ConFlux is a cluster that seamlessly combines the computing power of HPC with the analytical power of data science. The next generation of computational physics requires HPC applications (running on external clusters) to inter-connect with large data sets at run time. ConFlux provides low latency communications for in- and out- of-core data, cross-platform storage, as well as high throughput interconnects and massive memory allocations. The file-system and scheduler natively handle extreme-scale machine learning and traditional HPC modules in a tightly integrated work flow — rather than in segregated operations — leading to significantly lower latencies, fewer algorithmic barriers and less data movement.

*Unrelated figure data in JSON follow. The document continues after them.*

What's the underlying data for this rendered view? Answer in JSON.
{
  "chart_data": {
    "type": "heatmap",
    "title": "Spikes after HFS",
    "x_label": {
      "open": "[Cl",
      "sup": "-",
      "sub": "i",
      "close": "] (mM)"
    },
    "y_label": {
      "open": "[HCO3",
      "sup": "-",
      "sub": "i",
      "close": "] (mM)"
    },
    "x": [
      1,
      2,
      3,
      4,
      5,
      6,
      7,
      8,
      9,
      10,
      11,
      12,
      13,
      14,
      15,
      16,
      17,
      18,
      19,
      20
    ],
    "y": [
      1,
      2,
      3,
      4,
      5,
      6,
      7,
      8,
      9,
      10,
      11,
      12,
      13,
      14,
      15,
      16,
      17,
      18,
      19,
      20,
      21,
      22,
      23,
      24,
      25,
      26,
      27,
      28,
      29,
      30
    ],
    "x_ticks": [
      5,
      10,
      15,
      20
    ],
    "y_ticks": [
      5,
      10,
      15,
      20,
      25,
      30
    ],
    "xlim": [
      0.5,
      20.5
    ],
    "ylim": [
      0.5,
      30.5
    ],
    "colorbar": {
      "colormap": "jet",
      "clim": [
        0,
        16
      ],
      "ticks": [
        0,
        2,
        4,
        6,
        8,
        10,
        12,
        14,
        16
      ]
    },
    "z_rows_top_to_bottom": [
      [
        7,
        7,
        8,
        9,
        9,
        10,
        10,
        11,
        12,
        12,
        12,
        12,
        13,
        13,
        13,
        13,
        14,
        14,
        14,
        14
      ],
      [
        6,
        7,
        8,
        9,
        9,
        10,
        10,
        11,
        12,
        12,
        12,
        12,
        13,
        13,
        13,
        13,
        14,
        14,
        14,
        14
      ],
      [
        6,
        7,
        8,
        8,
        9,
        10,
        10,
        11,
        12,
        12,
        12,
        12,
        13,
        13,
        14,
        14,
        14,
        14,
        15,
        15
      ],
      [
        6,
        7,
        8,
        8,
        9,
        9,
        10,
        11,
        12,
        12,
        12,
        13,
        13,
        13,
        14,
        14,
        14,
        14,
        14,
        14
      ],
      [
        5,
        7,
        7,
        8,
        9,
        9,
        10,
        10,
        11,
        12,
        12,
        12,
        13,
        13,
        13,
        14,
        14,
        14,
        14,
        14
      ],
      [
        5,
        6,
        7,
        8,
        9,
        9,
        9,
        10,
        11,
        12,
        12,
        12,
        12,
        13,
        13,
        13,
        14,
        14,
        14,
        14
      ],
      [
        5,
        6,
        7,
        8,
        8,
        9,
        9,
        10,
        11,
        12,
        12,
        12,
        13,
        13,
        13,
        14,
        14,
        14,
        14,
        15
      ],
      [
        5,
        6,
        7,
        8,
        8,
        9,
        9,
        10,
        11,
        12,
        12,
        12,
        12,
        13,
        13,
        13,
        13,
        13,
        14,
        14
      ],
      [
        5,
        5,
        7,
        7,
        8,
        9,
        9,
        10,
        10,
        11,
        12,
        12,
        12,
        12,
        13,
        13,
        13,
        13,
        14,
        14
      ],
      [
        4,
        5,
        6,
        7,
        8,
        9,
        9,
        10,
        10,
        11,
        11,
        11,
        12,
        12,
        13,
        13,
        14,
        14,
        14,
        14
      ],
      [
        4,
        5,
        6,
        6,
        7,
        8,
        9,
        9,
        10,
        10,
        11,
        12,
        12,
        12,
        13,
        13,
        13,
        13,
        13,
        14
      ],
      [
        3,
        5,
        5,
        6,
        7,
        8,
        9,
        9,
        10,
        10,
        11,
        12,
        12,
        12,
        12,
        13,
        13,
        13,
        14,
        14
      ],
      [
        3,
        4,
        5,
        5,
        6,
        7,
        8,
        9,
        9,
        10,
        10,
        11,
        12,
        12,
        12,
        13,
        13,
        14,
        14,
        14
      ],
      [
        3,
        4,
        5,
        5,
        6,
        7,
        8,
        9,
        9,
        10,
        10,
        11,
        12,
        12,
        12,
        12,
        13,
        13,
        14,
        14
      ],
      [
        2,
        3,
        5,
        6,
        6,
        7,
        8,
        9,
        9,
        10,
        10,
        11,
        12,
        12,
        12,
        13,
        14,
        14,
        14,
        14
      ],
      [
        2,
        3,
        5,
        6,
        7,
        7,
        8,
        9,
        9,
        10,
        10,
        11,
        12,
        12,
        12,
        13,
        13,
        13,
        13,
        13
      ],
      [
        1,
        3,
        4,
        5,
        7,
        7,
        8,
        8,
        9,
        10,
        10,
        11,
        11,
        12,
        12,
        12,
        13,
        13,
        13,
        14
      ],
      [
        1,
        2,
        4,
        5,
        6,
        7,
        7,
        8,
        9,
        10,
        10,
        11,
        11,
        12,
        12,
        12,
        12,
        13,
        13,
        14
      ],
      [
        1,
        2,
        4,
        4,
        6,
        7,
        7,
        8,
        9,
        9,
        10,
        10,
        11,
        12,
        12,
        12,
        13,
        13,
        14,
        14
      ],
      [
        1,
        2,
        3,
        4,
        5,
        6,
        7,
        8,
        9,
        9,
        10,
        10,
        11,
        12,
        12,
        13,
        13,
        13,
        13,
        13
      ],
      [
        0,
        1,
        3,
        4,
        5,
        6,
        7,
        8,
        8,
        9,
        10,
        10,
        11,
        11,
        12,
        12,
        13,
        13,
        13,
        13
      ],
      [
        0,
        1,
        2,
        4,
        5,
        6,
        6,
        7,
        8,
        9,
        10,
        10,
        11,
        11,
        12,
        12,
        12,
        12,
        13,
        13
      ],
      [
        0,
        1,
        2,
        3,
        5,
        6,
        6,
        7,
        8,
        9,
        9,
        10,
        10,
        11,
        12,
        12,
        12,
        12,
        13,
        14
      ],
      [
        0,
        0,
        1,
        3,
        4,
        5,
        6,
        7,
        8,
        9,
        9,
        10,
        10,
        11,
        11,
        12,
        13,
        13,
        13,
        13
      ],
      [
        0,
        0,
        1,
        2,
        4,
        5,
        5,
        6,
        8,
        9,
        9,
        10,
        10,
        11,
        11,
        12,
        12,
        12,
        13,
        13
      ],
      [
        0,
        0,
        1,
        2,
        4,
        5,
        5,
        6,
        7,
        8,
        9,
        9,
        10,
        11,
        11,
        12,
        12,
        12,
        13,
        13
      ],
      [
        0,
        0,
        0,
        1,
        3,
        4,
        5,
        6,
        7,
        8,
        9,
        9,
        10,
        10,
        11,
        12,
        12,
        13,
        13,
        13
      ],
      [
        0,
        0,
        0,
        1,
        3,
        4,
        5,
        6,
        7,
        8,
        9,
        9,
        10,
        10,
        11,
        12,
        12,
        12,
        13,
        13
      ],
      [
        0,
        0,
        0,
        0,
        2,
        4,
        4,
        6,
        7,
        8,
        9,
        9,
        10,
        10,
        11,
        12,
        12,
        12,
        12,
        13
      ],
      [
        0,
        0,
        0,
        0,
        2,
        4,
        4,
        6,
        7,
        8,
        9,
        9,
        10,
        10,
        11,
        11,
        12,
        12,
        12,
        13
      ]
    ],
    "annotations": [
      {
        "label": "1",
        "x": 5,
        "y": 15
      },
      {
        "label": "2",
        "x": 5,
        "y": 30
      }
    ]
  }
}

The ConFlux cluster will be built with ~43 IBM Power8 CPU two-socket “Firestone” S822LC compute nodes providing 20 cores in each, and fifteen Power8 CPU two-socket “Garrison” compute nodes providing an additional 20 cores each. Each of the Garrison nodes will also host four NVIDIA Pascal GPUs connected via NVIDIA’s NVLink technology to the Power8 system bus. Each node has a local high-speed flash memory for random access.
All compute and storage is connected via a 100 Gb/s InfiniBand fabric. The IBM and NVLink connectivity, combined with IBM CAPI Technology will provide an unprecedented data transfer throughput required for the data-driven computational physics researchers will be conducting.
ConFlux is funded by a National Science Foundation grant; the Principal Investigator is Karthik Duraisamy, Assistant Professor of Aerospace Engineering and Director of the Center for Data-Driven Computational Physics (CDDCP). ConFlux and the CDDCP are under the auspices of the Michigan Institute for Computational Discovery and Engineering.